Outremont sera une nouvelle fois l’hôte du Grand prix cycliste de Montréal, dimanche. Le double champion du monde, le Slovaque Peter Sagan, tentera d’y battre le vainqueur de l’an dernier, Greg Van Avermaet.

Près d’une vingtaine d’équipes de l’Union cycliste internationale (UCI) de la World Tour provenant de 13  pays pédaleront aux abords du mont Royal. Le circuit de l’UCI compte 30 courses, dont deux au Canada, qui rassemblent l’élite mondiale en cyclisme.

«C’est comme recevoir le Grand Prix de F1 à Montréal», décrit l’ancien cycliste professionnel, François Parisien, aujourd’hui analyste à RDS.

Une semaine avant les championnats du monde à Bergen, en Norvège, le parcours de Montréal représente une répétition parfaite pour les cyclistes, notamment en raison de l’exigence du circuit de la métropole.

«Ça vient peaufiner la préparation des coureurs.

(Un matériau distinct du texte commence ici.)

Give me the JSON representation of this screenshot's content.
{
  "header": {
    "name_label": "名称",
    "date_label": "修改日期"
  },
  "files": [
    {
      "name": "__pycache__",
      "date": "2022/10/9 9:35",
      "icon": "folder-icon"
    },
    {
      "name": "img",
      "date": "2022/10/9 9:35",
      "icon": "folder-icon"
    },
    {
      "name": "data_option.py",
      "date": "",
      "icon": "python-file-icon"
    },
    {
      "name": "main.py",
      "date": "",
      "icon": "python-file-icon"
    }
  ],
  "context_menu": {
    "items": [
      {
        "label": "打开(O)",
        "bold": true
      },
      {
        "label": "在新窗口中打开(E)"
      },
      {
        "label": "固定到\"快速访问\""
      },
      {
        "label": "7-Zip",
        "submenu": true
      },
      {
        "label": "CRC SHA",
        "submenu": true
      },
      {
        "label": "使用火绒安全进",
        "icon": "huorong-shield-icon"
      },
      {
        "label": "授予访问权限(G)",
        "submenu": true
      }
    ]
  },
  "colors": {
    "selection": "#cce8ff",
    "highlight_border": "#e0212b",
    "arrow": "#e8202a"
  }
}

Ça sert en quelque sorte de rampe de lancement pour avoir un état de forme optimal», mentionne M. Parisien, qui a été champion canadien sur route en 2005.

Favoris

Les deux principaux athlètes à surveiller pour cette 8e édition du Grand prix cycliste de Montréal demeurent Peter Sagan et le Belge Greg Van Avermaet.

Le premier a mis la main sur la médaille d’or du Grand prix de Québec tandis que le deuxième a monté l’année dernière sur la première marche du podium dans la métropole.

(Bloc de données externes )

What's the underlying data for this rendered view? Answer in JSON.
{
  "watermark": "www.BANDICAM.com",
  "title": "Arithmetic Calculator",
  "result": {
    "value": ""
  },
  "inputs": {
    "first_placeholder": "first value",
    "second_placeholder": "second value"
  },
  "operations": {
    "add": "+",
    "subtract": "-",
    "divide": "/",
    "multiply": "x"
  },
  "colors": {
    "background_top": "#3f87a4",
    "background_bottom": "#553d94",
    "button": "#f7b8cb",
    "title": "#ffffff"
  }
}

«Ce sont pour moi les deux grands favoris. C’est dur de passer à côté parce qu’ils ont vraiment dominé l’an dernier», soutient l’analyste sportif.

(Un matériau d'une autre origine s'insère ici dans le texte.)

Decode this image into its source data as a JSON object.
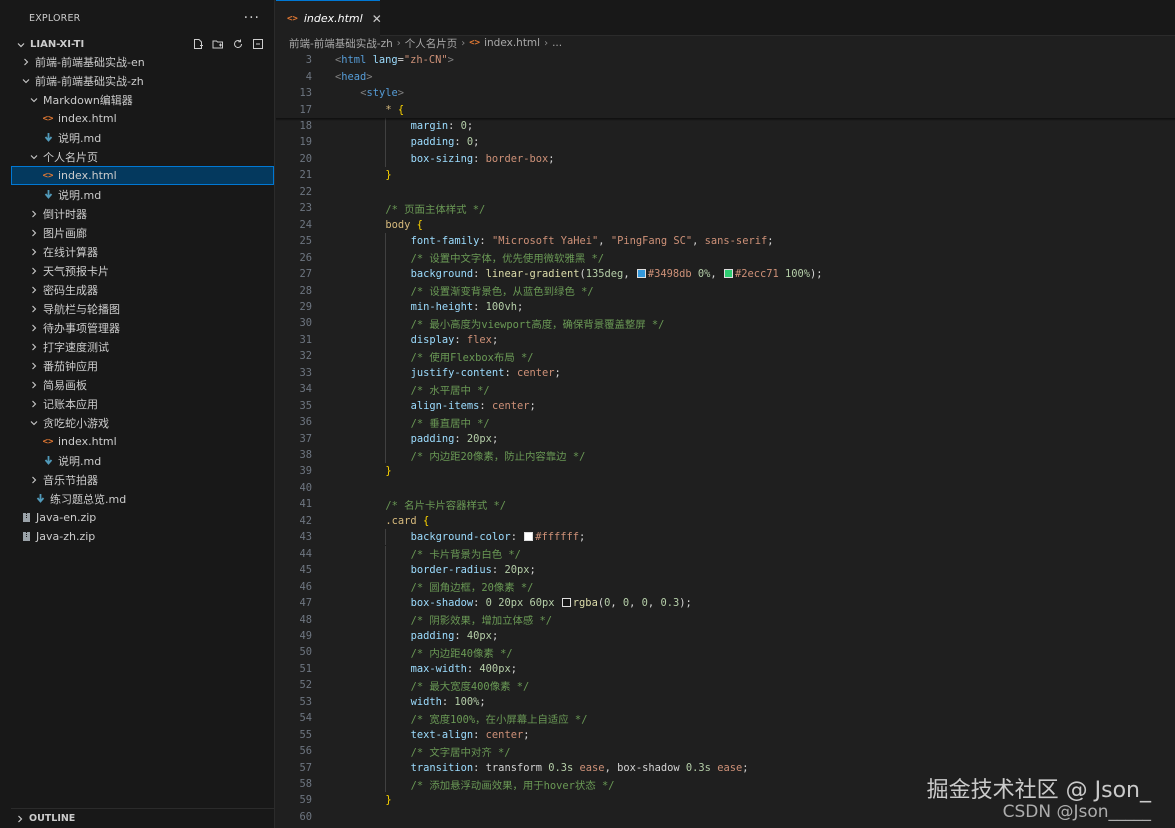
{
  "sidebar": {
    "title": "EXPLORER",
    "more": "···",
    "folder": "LIAN-XI-TI",
    "items": [
      {
        "label": "前端-前端基础实战-en",
        "type": "folder",
        "expanded": false,
        "depth": 1
      },
      {
        "label": "前端-前端基础实战-zh",
        "type": "folder",
        "expanded": true,
        "depth": 1
      },
      {
        "label": "Markdown编辑器",
        "type": "folder",
        "expanded": true,
        "depth": 2
      },
      {
        "label": "index.html",
        "type": "html",
        "depth": 3
      },
      {
        "label": "说明.md",
        "type": "md",
        "depth": 3
      },
      {
        "label": "个人名片页",
        "type": "folder",
        "expanded": true,
        "depth": 2
      },
      {
        "label": "index.html",
        "type": "html",
        "depth": 3,
        "selected": true
      },
      {
        "label": "说明.md",
        "type": "md",
        "depth": 3
      },
      {
        "label": "倒计时器",
        "type": "folder",
        "expanded": false,
        "depth": 2
      },
      {
        "label": "图片画廊",
        "type": "folder",
        "expanded": false,
        "depth": 2
      },
      {
        "label": "在线计算器",
        "type": "folder",
        "expanded": false,
        "depth": 2
      },
      {
        "label": "天气预报卡片",
        "type": "folder",
        "expanded": false,
        "depth": 2
      },
      {
        "label": "密码生成器",
        "type": "folder",
        "expanded": false,
        "depth": 2
      },
      {
        "label": "导航栏与轮播图",
        "type": "folder",
        "expanded": false,
        "depth": 2
      },
      {
        "label": "待办事项管理器",
        "type": "folder",
        "expanded": false,
        "depth": 2
      },
      {
        "label": "打字速度测试",
        "type": "folder",
        "expanded": false,
        "depth": 2
      },
      {
        "label": "番茄钟应用",
        "type": "folder",
        "expanded": false,
        "depth": 2
      },
      {
        "label": "简易画板",
        "type": "folder",
        "expanded": false,
        "depth": 2
      },
      {
        "label": "记账本应用",
        "type": "folder",
        "expanded": false,
        "depth": 2
      },
      {
        "label": "贪吃蛇小游戏",
        "type": "folder",
        "expanded": true,
        "depth": 2
      },
      {
        "label": "index.html",
        "type": "html",
        "depth": 3
      },
      {
        "label": "说明.md",
        "type": "md",
        "depth": 3
      },
      {
        "label": "音乐节拍器",
        "type": "folder",
        "expanded": false,
        "depth": 2
      },
      {
        "label": "练习题总览.md",
        "type": "md",
        "depth": 2
      },
      {
        "label": "Java-en.zip",
        "type": "zip",
        "depth": 1
      },
      {
        "label": "Java-zh.zip",
        "type": "zip",
        "depth": 1
      }
    ],
    "outline": "OUTLINE"
  },
  "editor": {
    "tab_label": "index.html",
    "breadcrumb": [
      "前端-前端基础实战-zh",
      "个人名片页",
      "index.html",
      "..."
    ]
  },
  "code_lines": [
    {
      "n": "3",
      "indent": 0,
      "sticky": true,
      "t": [
        [
          "tk-ang",
          "<"
        ],
        [
          "tk-tag",
          "html"
        ],
        [
          "tk-p",
          " "
        ],
        [
          "tk-attr",
          "lang"
        ],
        [
          "tk-eq",
          "="
        ],
        [
          "tk-str",
          "\"zh-CN\""
        ],
        [
          "tk-ang",
          ">"
        ]
      ]
    },
    {
      "n": "4",
      "indent": 0,
      "sticky": true,
      "t": [
        [
          "tk-ang",
          "<"
        ],
        [
          "tk-tag",
          "head"
        ],
        [
          "tk-ang",
          ">"
        ]
      ]
    },
    {
      "n": "13",
      "indent": 4,
      "sticky": true,
      "t": [
        [
          "tk-ang",
          "<"
        ],
        [
          "tk-tag",
          "style"
        ],
        [
          "tk-ang",
          ">"
        ]
      ]
    },
    {
      "n": "17",
      "indent": 8,
      "sticky": true,
      "t": [
        [
          "tk-sel",
          "* "
        ],
        [
          "tk-brace",
          "{"
        ]
      ]
    },
    {
      "n": "18",
      "indent": 12,
      "t": [
        [
          "tk-prop",
          "margin"
        ],
        [
          "tk-p",
          ": "
        ],
        [
          "tk-num",
          "0"
        ],
        [
          "tk-p",
          ";"
        ]
      ]
    },
    {
      "n": "19",
      "indent": 12,
      "t": [
        [
          "tk-prop",
          "padding"
        ],
        [
          "tk-p",
          ": "
        ],
        [
          "tk-num",
          "0"
        ],
        [
          "tk-p",
          ";"
        ]
      ]
    },
    {
      "n": "20",
      "indent": 12,
      "t": [
        [
          "tk-prop",
          "box-sizing"
        ],
        [
          "tk-p",
          ": "
        ],
        [
          "tk-val",
          "border-box"
        ],
        [
          "tk-p",
          ";"
        ]
      ]
    },
    {
      "n": "21",
      "indent": 8,
      "t": [
        [
          "tk-brace",
          "}"
        ]
      ]
    },
    {
      "n": "22",
      "indent": 0,
      "t": []
    },
    {
      "n": "23",
      "indent": 8,
      "t": [
        [
          "tk-com",
          "/* 页面主体样式 */"
        ]
      ]
    },
    {
      "n": "24",
      "indent": 8,
      "t": [
        [
          "tk-sel",
          "body "
        ],
        [
          "tk-brace",
          "{"
        ]
      ]
    },
    {
      "n": "25",
      "indent": 12,
      "t": [
        [
          "tk-prop",
          "font-family"
        ],
        [
          "tk-p",
          ": "
        ],
        [
          "tk-str",
          "\"Microsoft YaHei\""
        ],
        [
          "tk-p",
          ", "
        ],
        [
          "tk-str",
          "\"PingFang SC\""
        ],
        [
          "tk-p",
          ", "
        ],
        [
          "tk-val",
          "sans-serif"
        ],
        [
          "tk-p",
          ";"
        ]
      ]
    },
    {
      "n": "26",
      "indent": 12,
      "t": [
        [
          "tk-com",
          "/* 设置中文字体，优先使用微软雅黑 */"
        ]
      ]
    },
    {
      "n": "27",
      "indent": 12,
      "t": [
        [
          "tk-prop",
          "background"
        ],
        [
          "tk-p",
          ": "
        ],
        [
          "tk-fn",
          "linear-gradient"
        ],
        [
          "tk-p",
          "("
        ],
        [
          "tk-num",
          "135deg"
        ],
        [
          "tk-p",
          ", "
        ],
        [
          "swatch",
          "#3498db"
        ],
        [
          "tk-val",
          "#3498db"
        ],
        [
          "tk-p",
          " "
        ],
        [
          "tk-num",
          "0%"
        ],
        [
          "tk-p",
          ", "
        ],
        [
          "swatch",
          "#2ecc71"
        ],
        [
          "tk-val",
          "#2ecc71"
        ],
        [
          "tk-p",
          " "
        ],
        [
          "tk-num",
          "100%"
        ],
        [
          "tk-p",
          ");"
        ]
      ]
    },
    {
      "n": "28",
      "indent": 12,
      "t": [
        [
          "tk-com",
          "/* 设置渐变背景色，从蓝色到绿色 */"
        ]
      ]
    },
    {
      "n": "29",
      "indent": 12,
      "t": [
        [
          "tk-prop",
          "min-height"
        ],
        [
          "tk-p",
          ": "
        ],
        [
          "tk-num",
          "100vh"
        ],
        [
          "tk-p",
          ";"
        ]
      ]
    },
    {
      "n": "30",
      "indent": 12,
      "t": [
        [
          "tk-com",
          "/* 最小高度为viewport高度，确保背景覆盖整屏 */"
        ]
      ]
    },
    {
      "n": "31",
      "indent": 12,
      "t": [
        [
          "tk-prop",
          "display"
        ],
        [
          "tk-p",
          ": "
        ],
        [
          "tk-val",
          "flex"
        ],
        [
          "tk-p",
          ";"
        ]
      ]
    },
    {
      "n": "32",
      "indent": 12,
      "t": [
        [
          "tk-com",
          "/* 使用Flexbox布局 */"
        ]
      ]
    },
    {
      "n": "33",
      "indent": 12,
      "t": [
        [
          "tk-prop",
          "justify-content"
        ],
        [
          "tk-p",
          ": "
        ],
        [
          "tk-val",
          "center"
        ],
        [
          "tk-p",
          ";"
        ]
      ]
    },
    {
      "n": "34",
      "indent": 12,
      "t": [
        [
          "tk-com",
          "/* 水平居中 */"
        ]
      ]
    },
    {
      "n": "35",
      "indent": 12,
      "t": [
        [
          "tk-prop",
          "align-items"
        ],
        [
          "tk-p",
          ": "
        ],
        [
          "tk-val",
          "center"
        ],
        [
          "tk-p",
          ";"
        ]
      ]
    },
    {
      "n": "36",
      "indent": 12,
      "t": [
        [
          "tk-com",
          "/* 垂直居中 */"
        ]
      ]
    },
    {
      "n": "37",
      "indent": 12,
      "t": [
        [
          "tk-prop",
          "padding"
        ],
        [
          "tk-p",
          ": "
        ],
        [
          "tk-num",
          "20px"
        ],
        [
          "tk-p",
          ";"
        ]
      ]
    },
    {
      "n": "38",
      "indent": 12,
      "t": [
        [
          "tk-com",
          "/* 内边距20像素，防止内容靠边 */"
        ]
      ]
    },
    {
      "n": "39",
      "indent": 8,
      "t": [
        [
          "tk-brace",
          "}"
        ]
      ]
    },
    {
      "n": "40",
      "indent": 0,
      "t": []
    },
    {
      "n": "41",
      "indent": 8,
      "t": [
        [
          "tk-com",
          "/* 名片卡片容器样式 */"
        ]
      ]
    },
    {
      "n": "42",
      "indent": 8,
      "t": [
        [
          "tk-sel",
          ".card "
        ],
        [
          "tk-brace",
          "{"
        ]
      ]
    },
    {
      "n": "43",
      "indent": 12,
      "t": [
        [
          "tk-prop",
          "background-color"
        ],
        [
          "tk-p",
          ": "
        ],
        [
          "swatch",
          "#ffffff"
        ],
        [
          "tk-val",
          "#ffffff"
        ],
        [
          "tk-p",
          ";"
        ]
      ]
    },
    {
      "n": "44",
      "indent": 12,
      "t": [
        [
          "tk-com",
          "/* 卡片背景为白色 */"
        ]
      ]
    },
    {
      "n": "45",
      "indent": 12,
      "t": [
        [
          "tk-prop",
          "border-radius"
        ],
        [
          "tk-p",
          ": "
        ],
        [
          "tk-num",
          "20px"
        ],
        [
          "tk-p",
          ";"
        ]
      ]
    },
    {
      "n": "46",
      "indent": 12,
      "t": [
        [
          "tk-com",
          "/* 圆角边框，20像素 */"
        ]
      ]
    },
    {
      "n": "47",
      "indent": 12,
      "t": [
        [
          "tk-prop",
          "box-shadow"
        ],
        [
          "tk-p",
          ": "
        ],
        [
          "tk-num",
          "0"
        ],
        [
          "tk-p",
          " "
        ],
        [
          "tk-num",
          "20px"
        ],
        [
          "tk-p",
          " "
        ],
        [
          "tk-num",
          "60px"
        ],
        [
          "tk-p",
          " "
        ],
        [
          "swatch",
          "rgba(0,0,0,0.3)"
        ],
        [
          "tk-fn",
          "rgba"
        ],
        [
          "tk-p",
          "("
        ],
        [
          "tk-num",
          "0"
        ],
        [
          "tk-p",
          ", "
        ],
        [
          "tk-num",
          "0"
        ],
        [
          "tk-p",
          ", "
        ],
        [
          "tk-num",
          "0"
        ],
        [
          "tk-p",
          ", "
        ],
        [
          "tk-num",
          "0.3"
        ],
        [
          "tk-p",
          ");"
        ]
      ]
    },
    {
      "n": "48",
      "indent": 12,
      "t": [
        [
          "tk-com",
          "/* 阴影效果，增加立体感 */"
        ]
      ]
    },
    {
      "n": "49",
      "indent": 12,
      "t": [
        [
          "tk-prop",
          "padding"
        ],
        [
          "tk-p",
          ": "
        ],
        [
          "tk-num",
          "40px"
        ],
        [
          "tk-p",
          ";"
        ]
      ]
    },
    {
      "n": "50",
      "indent": 12,
      "t": [
        [
          "tk-com",
          "/* 内边距40像素 */"
        ]
      ]
    },
    {
      "n": "51",
      "indent": 12,
      "t": [
        [
          "tk-prop",
          "max-width"
        ],
        [
          "tk-p",
          ": "
        ],
        [
          "tk-num",
          "400px"
        ],
        [
          "tk-p",
          ";"
        ]
      ]
    },
    {
      "n": "52",
      "indent": 12,
      "t": [
        [
          "tk-com",
          "/* 最大宽度400像素 */"
        ]
      ]
    },
    {
      "n": "53",
      "indent": 12,
      "t": [
        [
          "tk-prop",
          "width"
        ],
        [
          "tk-p",
          ": "
        ],
        [
          "tk-num",
          "100%"
        ],
        [
          "tk-p",
          ";"
        ]
      ]
    },
    {
      "n": "54",
      "indent": 12,
      "t": [
        [
          "tk-com",
          "/* 宽度100%，在小屏幕上自适应 */"
        ]
      ]
    },
    {
      "n": "55",
      "indent": 12,
      "t": [
        [
          "tk-prop",
          "text-align"
        ],
        [
          "tk-p",
          ": "
        ],
        [
          "tk-val",
          "center"
        ],
        [
          "tk-p",
          ";"
        ]
      ]
    },
    {
      "n": "56",
      "indent": 12,
      "t": [
        [
          "tk-com",
          "/* 文字居中对齐 */"
        ]
      ]
    },
    {
      "n": "57",
      "indent": 12,
      "t": [
        [
          "tk-prop",
          "transition"
        ],
        [
          "tk-p",
          ": "
        ],
        [
          "tk-p",
          "transform "
        ],
        [
          "tk-num",
          "0.3s"
        ],
        [
          "tk-p",
          " "
        ],
        [
          "tk-val",
          "ease"
        ],
        [
          "tk-p",
          ", box-shadow "
        ],
        [
          "tk-num",
          "0.3s"
        ],
        [
          "tk-p",
          " "
        ],
        [
          "tk-val",
          "ease"
        ],
        [
          "tk-p",
          ";"
        ]
      ]
    },
    {
      "n": "58",
      "indent": 12,
      "t": [
        [
          "tk-com",
          "/* 添加悬浮动画效果，用于hover状态 */"
        ]
      ]
    },
    {
      "n": "59",
      "indent": 8,
      "t": [
        [
          "tk-brace",
          "}"
        ]
      ]
    },
    {
      "n": "60",
      "indent": 0,
      "t": []
    }
  ],
  "watermark": {
    "line1": "掘金技术社区 @ Json_",
    "line2": "CSDN @Json_____"
  }
}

De l’équipe allemande, Michael Matthews sera aussi à suivre.

«Il vise les championnats du monde. Il veut donc certainement essayer de gagner. Il a une bonne pointe de vitesse et un bon sprint à la fin. C’est donc quelqu’un qui est capable d’atteindre le podium», fait-il valoir.

Du côté de l’équipe nationale canadienne, composée entre autres d’Antoine Duchesne, Ryan Anderson et Matteo Dal-Cin, les chances sont minces de voir un participant se hisser au niveau, avance M. Parisien.

«On a de bons coureurs au Canada, mais là on va se battre contre l’élite mondiale, dit-il. Ce sont des coureurs qui ne courent pas à ce niveau-là, sauf Antoine Duchesne.»

Le cycliste québécois Bruno Langlois prendra quant à lui sa retraite après sept participations au GP de Montréal, souligne également François Parisien.

Très demandant

Le parcours montréalais s’avère très demandant et difficile, indique François Parisien, qui a pris part à trois reprises au GP de Montréal.

Le trajet compte plus de 4000 mètres de dénivelé, alors que ce chiffre en hautes montagnes au Tour de France s’élève à 3500 mètres.

«La particularité de Montréal est que c’est un circuit avec énormément de virages, mentionne M. Parisien. Quand on arrive dans Outremont, il y a des virages successifs à très haute vitesse jusqu’à l’avenue du Parc. On roule  plus de 60 km/h et on fait les virages à la limite de l’adhérence des pneus.»

Il ajoute que la côte de la Polytechnique est très dure en raison de sa descente en «s».

Le départ de la course se fera à 11h sur l’avenue du Parc, le 10 septembre. L’arrivée est prévue vers 16h30.

Artères inaccessibles

La tenue de la course entraînera la fermeture de plusieurs rues dans Outremont.  De 7h à 17h30, le Chemin de la Côte-Sainte-Catherine et le boulevard Mont-Royal seront en partie inaccessibles à la circulation.  Dès 8h45, ce sera autour des avenues Vincent-d’Indy et Perham jusqu’à 17h. Plusieurs interdictions de stationner seront émises à certains endroits. La Ville propose des stationnements alternatifs de 6h à minuit, comme le Pavillon Marie-Victorin de l’Université de Montréal. Rappelons que les cyclistes passeront aussi par Édouard-Montpetit, ainsi que par les chemins de la Tour, Polytechnique et de la Rampe.

5

Le nombre d’heures que dure la course du Grand prix cycliste de Montréal. Les athlètes doivent pédaler 17 tours, d’une distance de 12,1 km chacun.